Mult Scler. 2012 Mar;18(3):258-63. doi: 10.1177/1352458512438723.
FTY720 (fingolimod; Gilenya®), a sphingosine 1-phosphate (S1P) receptor modulator, is the first oral disease-modifying therapy to be approved for the treatment of relapsing-remitting multiple sclerosis. FTY720 is rapidly converted in vivo to the active S-fingolimod-phosphate, which binds to S1P receptors. This action inhibits egress of lymphocytes from the lymph nodes, preventing entry into the blood and thus infiltration into the central nervous system. More recent studies, however, convincingly show that FTY720 crosses the blood-brain barrier, where it is thought to act on S1P receptors on cells within the central nervous system, such as astrocytes, oligodendrocytes or microglia. Here we discuss the evidence showing that FTY720 also plays a role in remyelination and repair within the brain. While the mechanisms of action still require firm elucidation, it is clear that FTY720 could also be reparative, extending its therapeutic potential for multiple sclerosis.

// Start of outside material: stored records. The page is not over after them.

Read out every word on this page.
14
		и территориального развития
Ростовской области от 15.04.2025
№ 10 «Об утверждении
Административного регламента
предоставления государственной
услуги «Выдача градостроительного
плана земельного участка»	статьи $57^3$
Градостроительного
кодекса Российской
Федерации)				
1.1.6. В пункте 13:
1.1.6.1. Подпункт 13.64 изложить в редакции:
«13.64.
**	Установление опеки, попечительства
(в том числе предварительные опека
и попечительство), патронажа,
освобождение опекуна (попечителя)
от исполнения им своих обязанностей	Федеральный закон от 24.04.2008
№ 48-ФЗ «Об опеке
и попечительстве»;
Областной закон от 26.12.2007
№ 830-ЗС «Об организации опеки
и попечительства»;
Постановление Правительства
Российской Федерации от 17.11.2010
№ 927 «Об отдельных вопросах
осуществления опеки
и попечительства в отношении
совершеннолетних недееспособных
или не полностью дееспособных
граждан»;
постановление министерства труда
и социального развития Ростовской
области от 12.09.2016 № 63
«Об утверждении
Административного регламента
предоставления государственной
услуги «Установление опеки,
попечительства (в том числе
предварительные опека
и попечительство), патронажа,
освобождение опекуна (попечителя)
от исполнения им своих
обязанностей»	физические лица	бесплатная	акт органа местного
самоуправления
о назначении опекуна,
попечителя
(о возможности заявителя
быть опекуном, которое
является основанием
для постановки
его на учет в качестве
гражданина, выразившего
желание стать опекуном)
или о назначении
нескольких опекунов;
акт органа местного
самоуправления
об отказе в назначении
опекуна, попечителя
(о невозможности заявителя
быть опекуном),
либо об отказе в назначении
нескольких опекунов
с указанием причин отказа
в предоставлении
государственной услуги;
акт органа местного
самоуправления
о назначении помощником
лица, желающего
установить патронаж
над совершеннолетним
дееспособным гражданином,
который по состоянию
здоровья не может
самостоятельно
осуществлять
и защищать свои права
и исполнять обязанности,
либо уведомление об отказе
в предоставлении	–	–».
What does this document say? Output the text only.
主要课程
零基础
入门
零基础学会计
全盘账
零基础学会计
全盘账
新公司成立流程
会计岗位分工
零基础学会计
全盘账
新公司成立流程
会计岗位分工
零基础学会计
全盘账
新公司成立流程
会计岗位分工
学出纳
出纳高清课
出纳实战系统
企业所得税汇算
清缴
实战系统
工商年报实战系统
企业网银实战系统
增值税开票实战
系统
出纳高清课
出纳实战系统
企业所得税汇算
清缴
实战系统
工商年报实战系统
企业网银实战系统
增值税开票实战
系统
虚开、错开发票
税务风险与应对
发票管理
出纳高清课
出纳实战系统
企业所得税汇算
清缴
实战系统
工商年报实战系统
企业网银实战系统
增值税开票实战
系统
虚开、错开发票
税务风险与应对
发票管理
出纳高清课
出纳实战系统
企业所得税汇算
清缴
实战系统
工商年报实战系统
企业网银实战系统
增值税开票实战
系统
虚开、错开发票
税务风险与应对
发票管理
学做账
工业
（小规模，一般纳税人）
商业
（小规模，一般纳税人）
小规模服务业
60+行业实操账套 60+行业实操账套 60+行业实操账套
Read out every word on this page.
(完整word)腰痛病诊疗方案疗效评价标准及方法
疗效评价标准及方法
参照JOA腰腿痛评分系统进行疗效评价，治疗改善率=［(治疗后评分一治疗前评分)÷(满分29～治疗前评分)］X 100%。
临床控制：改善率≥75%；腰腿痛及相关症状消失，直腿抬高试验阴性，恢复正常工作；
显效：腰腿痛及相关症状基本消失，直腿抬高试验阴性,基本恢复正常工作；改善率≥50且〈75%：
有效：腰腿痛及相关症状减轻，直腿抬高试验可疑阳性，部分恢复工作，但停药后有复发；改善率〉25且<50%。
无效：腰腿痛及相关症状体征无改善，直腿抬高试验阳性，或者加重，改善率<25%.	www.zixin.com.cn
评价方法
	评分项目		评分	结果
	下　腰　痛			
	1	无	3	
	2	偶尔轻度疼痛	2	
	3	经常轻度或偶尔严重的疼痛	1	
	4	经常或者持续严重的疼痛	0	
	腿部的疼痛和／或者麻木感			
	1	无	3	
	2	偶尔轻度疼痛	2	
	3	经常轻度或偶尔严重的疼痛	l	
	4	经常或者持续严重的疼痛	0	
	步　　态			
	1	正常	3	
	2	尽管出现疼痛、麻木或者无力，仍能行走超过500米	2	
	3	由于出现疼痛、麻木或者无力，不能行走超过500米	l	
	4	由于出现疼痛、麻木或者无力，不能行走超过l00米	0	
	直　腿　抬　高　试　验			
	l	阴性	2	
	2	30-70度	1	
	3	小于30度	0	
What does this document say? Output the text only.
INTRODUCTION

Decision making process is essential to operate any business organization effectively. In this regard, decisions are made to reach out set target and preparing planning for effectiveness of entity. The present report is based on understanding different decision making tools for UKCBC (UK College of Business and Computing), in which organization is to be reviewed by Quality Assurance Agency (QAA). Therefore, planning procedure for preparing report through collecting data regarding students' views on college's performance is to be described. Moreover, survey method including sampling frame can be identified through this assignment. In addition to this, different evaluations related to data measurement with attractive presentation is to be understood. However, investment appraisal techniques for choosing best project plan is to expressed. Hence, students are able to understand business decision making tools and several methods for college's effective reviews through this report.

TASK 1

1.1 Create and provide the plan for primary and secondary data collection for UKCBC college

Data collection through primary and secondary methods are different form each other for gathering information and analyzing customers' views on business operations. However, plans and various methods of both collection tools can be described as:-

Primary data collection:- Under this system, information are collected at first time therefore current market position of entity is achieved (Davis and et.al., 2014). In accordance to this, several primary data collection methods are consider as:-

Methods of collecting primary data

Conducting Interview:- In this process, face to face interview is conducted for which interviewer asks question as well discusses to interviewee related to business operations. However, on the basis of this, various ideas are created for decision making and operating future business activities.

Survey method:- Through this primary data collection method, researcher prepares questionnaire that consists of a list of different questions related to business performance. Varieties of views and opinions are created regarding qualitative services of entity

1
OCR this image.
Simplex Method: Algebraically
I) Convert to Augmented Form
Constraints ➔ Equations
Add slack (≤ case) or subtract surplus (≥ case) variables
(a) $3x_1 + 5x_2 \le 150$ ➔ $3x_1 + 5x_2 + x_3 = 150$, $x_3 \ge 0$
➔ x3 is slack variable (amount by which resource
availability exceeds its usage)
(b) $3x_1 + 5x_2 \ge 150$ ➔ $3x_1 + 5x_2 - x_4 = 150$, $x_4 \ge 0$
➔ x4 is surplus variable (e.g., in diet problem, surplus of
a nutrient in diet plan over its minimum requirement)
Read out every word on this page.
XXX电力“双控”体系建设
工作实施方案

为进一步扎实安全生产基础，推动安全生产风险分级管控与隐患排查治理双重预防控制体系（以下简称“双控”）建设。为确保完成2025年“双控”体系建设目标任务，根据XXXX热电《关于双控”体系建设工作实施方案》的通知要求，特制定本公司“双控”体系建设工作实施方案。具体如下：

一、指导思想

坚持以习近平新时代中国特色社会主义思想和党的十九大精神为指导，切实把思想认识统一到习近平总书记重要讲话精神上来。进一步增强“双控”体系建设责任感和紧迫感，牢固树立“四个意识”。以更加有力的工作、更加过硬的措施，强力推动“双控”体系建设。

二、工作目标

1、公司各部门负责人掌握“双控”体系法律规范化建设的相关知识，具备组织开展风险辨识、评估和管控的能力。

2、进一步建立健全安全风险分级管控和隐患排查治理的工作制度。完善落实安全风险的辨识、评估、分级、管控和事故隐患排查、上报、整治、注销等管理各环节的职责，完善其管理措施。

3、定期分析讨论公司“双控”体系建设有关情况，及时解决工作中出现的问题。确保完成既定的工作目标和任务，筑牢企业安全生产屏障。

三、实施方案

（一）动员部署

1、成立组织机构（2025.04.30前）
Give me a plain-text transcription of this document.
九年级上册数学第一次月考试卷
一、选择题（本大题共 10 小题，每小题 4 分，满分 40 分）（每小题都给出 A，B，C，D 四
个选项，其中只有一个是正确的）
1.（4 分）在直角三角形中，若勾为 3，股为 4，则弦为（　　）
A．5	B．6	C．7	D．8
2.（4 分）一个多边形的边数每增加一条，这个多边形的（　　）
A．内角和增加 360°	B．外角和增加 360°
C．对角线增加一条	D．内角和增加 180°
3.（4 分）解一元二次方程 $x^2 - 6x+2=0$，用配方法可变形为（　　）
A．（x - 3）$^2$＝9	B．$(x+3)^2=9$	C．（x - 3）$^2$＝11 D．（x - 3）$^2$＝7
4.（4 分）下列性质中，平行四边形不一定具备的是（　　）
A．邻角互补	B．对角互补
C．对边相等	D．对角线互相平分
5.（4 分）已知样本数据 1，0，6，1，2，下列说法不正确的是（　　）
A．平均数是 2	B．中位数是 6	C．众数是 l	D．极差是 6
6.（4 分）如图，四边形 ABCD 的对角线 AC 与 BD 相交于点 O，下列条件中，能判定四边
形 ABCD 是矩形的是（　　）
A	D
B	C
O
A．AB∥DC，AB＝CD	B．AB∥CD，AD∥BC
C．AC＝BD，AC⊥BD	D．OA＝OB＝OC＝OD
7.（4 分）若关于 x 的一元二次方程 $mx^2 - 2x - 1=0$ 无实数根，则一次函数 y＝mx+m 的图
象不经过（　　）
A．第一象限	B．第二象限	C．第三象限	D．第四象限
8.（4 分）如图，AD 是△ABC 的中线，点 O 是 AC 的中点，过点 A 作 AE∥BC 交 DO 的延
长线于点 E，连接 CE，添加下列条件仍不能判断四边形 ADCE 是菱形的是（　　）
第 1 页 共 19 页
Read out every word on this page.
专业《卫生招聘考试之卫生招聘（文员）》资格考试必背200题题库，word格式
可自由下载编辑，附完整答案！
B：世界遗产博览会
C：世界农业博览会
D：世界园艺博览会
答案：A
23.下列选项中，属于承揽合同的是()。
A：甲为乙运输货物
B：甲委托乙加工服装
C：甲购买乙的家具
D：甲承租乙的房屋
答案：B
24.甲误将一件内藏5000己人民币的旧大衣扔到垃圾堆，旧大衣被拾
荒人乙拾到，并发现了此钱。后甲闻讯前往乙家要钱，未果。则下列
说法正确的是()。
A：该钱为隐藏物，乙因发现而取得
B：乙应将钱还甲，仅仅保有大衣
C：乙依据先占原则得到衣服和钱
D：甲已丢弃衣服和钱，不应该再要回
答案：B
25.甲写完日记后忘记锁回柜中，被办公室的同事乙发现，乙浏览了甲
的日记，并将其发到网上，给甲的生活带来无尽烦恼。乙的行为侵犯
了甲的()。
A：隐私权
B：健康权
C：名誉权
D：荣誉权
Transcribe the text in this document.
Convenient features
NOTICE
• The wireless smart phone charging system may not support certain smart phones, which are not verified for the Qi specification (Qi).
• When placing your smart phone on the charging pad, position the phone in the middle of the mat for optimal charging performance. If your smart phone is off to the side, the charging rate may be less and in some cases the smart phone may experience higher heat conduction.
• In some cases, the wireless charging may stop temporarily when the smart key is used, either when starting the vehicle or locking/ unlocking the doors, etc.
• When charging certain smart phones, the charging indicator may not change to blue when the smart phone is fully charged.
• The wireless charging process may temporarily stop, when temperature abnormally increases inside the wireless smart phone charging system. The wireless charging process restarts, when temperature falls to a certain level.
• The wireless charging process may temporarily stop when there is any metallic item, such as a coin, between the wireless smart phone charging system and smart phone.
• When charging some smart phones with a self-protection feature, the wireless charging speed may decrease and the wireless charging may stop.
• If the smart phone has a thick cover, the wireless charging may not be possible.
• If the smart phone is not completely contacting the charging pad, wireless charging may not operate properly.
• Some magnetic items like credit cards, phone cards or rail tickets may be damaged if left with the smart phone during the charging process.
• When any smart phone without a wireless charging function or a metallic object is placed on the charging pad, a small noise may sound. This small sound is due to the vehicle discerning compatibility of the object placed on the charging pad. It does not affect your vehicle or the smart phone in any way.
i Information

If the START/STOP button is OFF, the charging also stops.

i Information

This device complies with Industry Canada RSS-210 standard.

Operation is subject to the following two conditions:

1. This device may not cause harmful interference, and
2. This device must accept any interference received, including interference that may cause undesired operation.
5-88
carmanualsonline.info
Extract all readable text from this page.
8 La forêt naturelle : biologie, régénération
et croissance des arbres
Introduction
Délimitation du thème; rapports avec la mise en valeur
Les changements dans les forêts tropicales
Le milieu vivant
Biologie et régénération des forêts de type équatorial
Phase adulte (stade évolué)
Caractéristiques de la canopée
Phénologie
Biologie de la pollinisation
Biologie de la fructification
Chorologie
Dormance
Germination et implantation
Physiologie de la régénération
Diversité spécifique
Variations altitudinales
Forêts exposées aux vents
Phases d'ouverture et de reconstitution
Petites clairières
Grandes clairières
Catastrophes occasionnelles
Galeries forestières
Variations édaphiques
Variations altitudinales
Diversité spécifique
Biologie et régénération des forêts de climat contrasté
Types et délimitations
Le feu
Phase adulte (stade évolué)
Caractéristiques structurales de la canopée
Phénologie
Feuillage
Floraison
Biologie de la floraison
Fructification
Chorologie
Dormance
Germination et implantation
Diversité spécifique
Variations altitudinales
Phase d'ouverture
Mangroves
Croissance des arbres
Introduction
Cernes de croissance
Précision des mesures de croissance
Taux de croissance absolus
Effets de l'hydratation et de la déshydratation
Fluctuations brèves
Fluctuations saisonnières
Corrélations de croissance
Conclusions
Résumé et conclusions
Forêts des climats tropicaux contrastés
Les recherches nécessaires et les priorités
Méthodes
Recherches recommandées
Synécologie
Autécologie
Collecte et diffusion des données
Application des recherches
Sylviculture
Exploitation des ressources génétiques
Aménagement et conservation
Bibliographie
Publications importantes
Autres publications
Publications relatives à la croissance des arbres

FTY720(fingolimod;Gilenya®)是一种鞘氨醇 1-磷酸(S1P)受体调节剂,是首个被批准用于治疗复发缓解型多发性硬化症的口服疾病修正治疗药物。FTY720 在体内迅速转化为活性 S- fingolimod-磷酸,与 S1P 受体结合。该作用抑制淋巴细胞从淋巴结迁出,防止进入血液,从而阻止其渗透进入中枢神经系统。然而,最近的研究令人信服地表明,FTY720 可穿过血脑屏障,在中枢神经系统内的细胞(如星形胶质细胞、少突胶质细胞或小胶质细胞)上发挥作用。在此,我们讨论了表明 FTY720 还在大脑内的髓鞘修复和修复中发挥作用的证据。虽然作用机制仍需要明确阐明,但 FTY720 也可能具有修复作用,从而扩展其在多发性硬化症中的治疗潜力。